Sunday, November 18, 2012

And it Happens... DAY 1



I know it has really been a long time since I sat to write about my days in college. It is not that I don’t like writing about my day, but somehow you know, I just don’t feel like it anymore. But today I will go ahead and share an incident which should have taught me an important lesson in life, but look at the stupid me, the stubborn me, won’t ever learn from my mistakes.


Standing near the canteen, I was wondering how exactly would Sudhir look and would he like me too. Over the past few days we had been exchanging quite some messages. Initially we met on our college’s website and started talking instantly. He is a year senior to me and as you know, I have hardly noticed him in college, but seems like he has. And so we kind of exchanged numbers and became friends. Today is the first day we will be facing each other for the very first time. I am kind of excited because over the past five days I guess, I think I have started liking Sudhir. No doubts he is sweet, charming and friendly but it actually depends on a lot of things. Anyways my cell phone beeps interrupting my thoughts and he messages – “Why are you looking so lost? Did you not like what you saw? Should we not meet?”

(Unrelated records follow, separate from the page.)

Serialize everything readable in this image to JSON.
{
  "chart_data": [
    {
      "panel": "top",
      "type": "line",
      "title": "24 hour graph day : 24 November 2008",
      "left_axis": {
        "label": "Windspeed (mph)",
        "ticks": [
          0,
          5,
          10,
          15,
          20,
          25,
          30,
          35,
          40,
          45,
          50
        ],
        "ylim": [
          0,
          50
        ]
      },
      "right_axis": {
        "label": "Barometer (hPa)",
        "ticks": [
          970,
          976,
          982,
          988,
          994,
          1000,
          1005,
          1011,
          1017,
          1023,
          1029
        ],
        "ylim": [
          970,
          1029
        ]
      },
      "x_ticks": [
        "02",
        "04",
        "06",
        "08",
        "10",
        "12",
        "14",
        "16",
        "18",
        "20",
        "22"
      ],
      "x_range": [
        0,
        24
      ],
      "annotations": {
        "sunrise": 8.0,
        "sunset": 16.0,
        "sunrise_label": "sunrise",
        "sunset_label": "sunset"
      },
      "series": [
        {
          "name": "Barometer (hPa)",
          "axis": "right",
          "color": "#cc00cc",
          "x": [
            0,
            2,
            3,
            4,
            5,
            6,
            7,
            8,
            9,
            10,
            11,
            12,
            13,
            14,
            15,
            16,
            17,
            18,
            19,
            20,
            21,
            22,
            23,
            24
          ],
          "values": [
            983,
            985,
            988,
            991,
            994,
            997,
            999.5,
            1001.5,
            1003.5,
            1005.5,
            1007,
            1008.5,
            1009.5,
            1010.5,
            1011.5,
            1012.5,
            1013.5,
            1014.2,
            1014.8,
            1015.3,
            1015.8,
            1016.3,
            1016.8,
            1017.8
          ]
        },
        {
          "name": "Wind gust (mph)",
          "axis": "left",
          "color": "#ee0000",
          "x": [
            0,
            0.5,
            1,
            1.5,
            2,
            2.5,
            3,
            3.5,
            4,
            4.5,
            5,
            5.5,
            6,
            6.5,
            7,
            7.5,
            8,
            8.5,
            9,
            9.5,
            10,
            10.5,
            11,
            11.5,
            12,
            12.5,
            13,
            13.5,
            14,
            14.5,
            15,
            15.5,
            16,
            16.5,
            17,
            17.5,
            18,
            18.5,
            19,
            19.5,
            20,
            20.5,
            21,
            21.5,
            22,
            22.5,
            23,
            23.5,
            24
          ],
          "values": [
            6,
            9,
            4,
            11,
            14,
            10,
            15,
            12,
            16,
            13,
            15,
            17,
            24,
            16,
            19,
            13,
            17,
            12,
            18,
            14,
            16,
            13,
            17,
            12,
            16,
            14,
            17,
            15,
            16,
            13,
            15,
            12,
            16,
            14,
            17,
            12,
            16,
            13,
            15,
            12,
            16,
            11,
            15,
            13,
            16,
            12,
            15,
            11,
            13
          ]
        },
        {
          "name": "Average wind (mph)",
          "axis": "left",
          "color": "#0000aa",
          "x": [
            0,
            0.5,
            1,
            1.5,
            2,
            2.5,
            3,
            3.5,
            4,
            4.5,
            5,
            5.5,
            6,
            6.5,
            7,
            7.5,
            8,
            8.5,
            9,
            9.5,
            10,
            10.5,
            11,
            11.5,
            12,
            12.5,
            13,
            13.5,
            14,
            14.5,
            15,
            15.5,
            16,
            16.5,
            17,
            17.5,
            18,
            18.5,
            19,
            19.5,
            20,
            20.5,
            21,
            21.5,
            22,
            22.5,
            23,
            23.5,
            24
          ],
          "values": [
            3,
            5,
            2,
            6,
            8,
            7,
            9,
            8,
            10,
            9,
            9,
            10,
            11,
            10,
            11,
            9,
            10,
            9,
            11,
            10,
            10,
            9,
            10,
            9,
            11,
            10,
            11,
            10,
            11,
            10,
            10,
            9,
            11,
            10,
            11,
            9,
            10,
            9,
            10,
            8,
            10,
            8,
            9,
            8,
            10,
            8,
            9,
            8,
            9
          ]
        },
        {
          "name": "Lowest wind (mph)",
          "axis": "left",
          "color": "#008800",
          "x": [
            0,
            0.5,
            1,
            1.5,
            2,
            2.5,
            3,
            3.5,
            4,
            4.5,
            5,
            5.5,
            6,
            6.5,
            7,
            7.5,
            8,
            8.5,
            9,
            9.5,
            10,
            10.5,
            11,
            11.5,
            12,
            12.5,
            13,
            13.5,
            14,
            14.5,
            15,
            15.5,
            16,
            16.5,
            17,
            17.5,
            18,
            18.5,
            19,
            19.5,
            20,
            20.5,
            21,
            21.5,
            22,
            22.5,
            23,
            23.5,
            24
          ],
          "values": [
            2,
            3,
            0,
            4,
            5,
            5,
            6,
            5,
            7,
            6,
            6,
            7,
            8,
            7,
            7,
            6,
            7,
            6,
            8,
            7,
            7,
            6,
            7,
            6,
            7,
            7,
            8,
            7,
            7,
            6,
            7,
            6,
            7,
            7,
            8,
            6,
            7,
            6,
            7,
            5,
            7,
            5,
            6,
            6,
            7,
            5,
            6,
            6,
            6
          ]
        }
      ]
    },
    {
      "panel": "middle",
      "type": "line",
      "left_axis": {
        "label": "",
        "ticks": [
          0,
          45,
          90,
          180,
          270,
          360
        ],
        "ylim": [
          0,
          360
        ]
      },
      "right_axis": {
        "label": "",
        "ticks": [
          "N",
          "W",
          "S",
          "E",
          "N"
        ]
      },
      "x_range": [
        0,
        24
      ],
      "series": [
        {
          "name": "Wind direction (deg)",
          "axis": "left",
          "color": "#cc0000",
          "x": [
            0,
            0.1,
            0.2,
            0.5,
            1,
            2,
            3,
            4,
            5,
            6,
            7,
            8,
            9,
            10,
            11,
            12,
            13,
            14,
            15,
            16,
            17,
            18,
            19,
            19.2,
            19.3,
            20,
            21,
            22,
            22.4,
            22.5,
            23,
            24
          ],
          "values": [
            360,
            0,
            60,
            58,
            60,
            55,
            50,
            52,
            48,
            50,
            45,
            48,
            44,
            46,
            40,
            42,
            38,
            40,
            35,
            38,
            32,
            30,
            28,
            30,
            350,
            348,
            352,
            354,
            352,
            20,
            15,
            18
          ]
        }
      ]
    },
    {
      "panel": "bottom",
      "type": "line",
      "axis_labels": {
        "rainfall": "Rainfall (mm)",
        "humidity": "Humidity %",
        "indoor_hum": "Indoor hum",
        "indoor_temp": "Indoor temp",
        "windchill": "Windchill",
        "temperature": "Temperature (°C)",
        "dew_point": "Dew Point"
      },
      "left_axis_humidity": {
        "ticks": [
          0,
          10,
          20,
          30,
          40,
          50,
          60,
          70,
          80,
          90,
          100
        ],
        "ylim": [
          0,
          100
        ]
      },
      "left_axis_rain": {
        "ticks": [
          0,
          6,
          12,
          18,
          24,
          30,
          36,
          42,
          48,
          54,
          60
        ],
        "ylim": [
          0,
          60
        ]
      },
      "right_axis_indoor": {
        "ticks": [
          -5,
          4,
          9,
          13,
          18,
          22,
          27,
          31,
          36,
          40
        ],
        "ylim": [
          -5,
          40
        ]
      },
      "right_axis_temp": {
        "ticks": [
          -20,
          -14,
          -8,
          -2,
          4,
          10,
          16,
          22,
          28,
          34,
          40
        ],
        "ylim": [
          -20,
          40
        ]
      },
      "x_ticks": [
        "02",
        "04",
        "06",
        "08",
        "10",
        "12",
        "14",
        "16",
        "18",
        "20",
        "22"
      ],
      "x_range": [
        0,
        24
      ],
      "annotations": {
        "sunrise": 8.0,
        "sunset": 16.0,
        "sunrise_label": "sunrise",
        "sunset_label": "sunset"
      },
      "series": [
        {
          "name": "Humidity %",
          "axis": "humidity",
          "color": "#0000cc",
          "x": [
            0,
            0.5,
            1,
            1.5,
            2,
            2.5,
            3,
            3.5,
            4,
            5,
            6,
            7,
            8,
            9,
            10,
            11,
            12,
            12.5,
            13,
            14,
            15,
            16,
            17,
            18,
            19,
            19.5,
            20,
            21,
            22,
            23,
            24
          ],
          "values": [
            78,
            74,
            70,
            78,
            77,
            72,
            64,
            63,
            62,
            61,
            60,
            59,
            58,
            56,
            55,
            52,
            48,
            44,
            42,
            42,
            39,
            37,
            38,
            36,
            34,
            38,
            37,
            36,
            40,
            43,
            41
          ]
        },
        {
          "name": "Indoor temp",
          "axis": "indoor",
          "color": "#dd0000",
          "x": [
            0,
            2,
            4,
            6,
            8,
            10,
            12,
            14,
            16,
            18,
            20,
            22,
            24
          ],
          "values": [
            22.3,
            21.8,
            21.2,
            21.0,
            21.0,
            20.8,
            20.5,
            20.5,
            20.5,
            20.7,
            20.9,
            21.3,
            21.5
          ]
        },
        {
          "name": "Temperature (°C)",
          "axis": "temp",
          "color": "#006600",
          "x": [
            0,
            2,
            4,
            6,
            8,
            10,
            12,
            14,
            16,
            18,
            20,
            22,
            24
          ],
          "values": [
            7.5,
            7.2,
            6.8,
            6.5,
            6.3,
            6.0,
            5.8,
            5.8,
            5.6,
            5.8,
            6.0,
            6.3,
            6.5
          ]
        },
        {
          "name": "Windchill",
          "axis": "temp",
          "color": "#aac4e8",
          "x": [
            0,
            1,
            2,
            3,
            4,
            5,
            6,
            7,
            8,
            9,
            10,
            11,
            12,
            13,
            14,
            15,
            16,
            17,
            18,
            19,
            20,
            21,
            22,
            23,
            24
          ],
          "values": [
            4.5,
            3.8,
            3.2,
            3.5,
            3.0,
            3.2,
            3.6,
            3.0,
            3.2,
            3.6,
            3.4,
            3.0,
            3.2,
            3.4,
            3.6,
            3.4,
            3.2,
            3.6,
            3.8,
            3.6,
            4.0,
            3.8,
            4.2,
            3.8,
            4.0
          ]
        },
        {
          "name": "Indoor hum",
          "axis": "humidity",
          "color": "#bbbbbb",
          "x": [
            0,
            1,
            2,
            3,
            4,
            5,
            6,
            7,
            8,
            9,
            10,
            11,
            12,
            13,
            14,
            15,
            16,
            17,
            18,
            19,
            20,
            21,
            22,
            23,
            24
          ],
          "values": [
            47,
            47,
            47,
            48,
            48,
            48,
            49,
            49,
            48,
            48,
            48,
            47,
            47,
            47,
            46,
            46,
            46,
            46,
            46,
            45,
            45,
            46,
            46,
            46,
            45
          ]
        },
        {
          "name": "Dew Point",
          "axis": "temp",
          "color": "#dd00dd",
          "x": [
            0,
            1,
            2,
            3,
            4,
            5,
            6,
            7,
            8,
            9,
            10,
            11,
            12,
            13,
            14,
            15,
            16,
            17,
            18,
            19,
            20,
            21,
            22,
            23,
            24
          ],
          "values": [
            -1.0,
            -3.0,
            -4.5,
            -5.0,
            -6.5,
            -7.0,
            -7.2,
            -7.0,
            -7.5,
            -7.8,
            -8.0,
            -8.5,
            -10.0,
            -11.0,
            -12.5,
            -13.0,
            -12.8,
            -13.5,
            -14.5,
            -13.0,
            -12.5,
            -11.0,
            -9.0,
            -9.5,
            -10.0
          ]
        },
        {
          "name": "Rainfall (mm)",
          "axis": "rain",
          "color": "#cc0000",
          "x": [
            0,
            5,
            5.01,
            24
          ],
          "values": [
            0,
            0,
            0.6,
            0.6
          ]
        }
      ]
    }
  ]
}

Woo! Where did he get it from? And most importantly where was he? I did not see him and so frantically I start looking around, just to realize that he was standing in front of me, just across the corridor, confused and staring. Well I give him my very big, super big as some say, smile and it seems to warm him up. I walk towards him and the next thing you know he starts talking. Its fun to be with someone senior. You get to know so much about the place you have been. His perception about the college, the professors seems so much different from a month old student like me. Yet it is fun to spend time with him. Finally he agrees that I am not that scary as others thought me to be. Well a positive something for me to take back home and dream about. Maybe my 5-minute dream. It is fun to realize how stupidly and innocently I can start dreaming about anything and everything.

After I meet him, I tell Anchita about how lucky I felt to have finally found a good friend in the college. Anchita and I met on the very first day of our admissions and since then it seems like we are inseparable. Well to tell you the truth, we both are kind of scared of leaving each other’s company, scared of getting teased by our seniors. But I knew, knowing Sudhir would definitely give us an edge above others. Anchita so can see through me at times. Hardly known each other for a month and she already laughs at my childish smiles while I day dream to glory.

Anchita smiles with me and conspires that one day all 3 of us would go out and she would ensure that Sudhir gets to know all about my good points and that she will try and measure if the guy in question is also interested in me. Wow! Seems like a good plan to me. But the problem lies in the very fact what if Sudhir says a No. Oh! I can’t bear that thought. This stupid thought just broke my 5-minute dream with him. But I won’t lose hope this time. Life should surprise me for a change and I am so ready for it.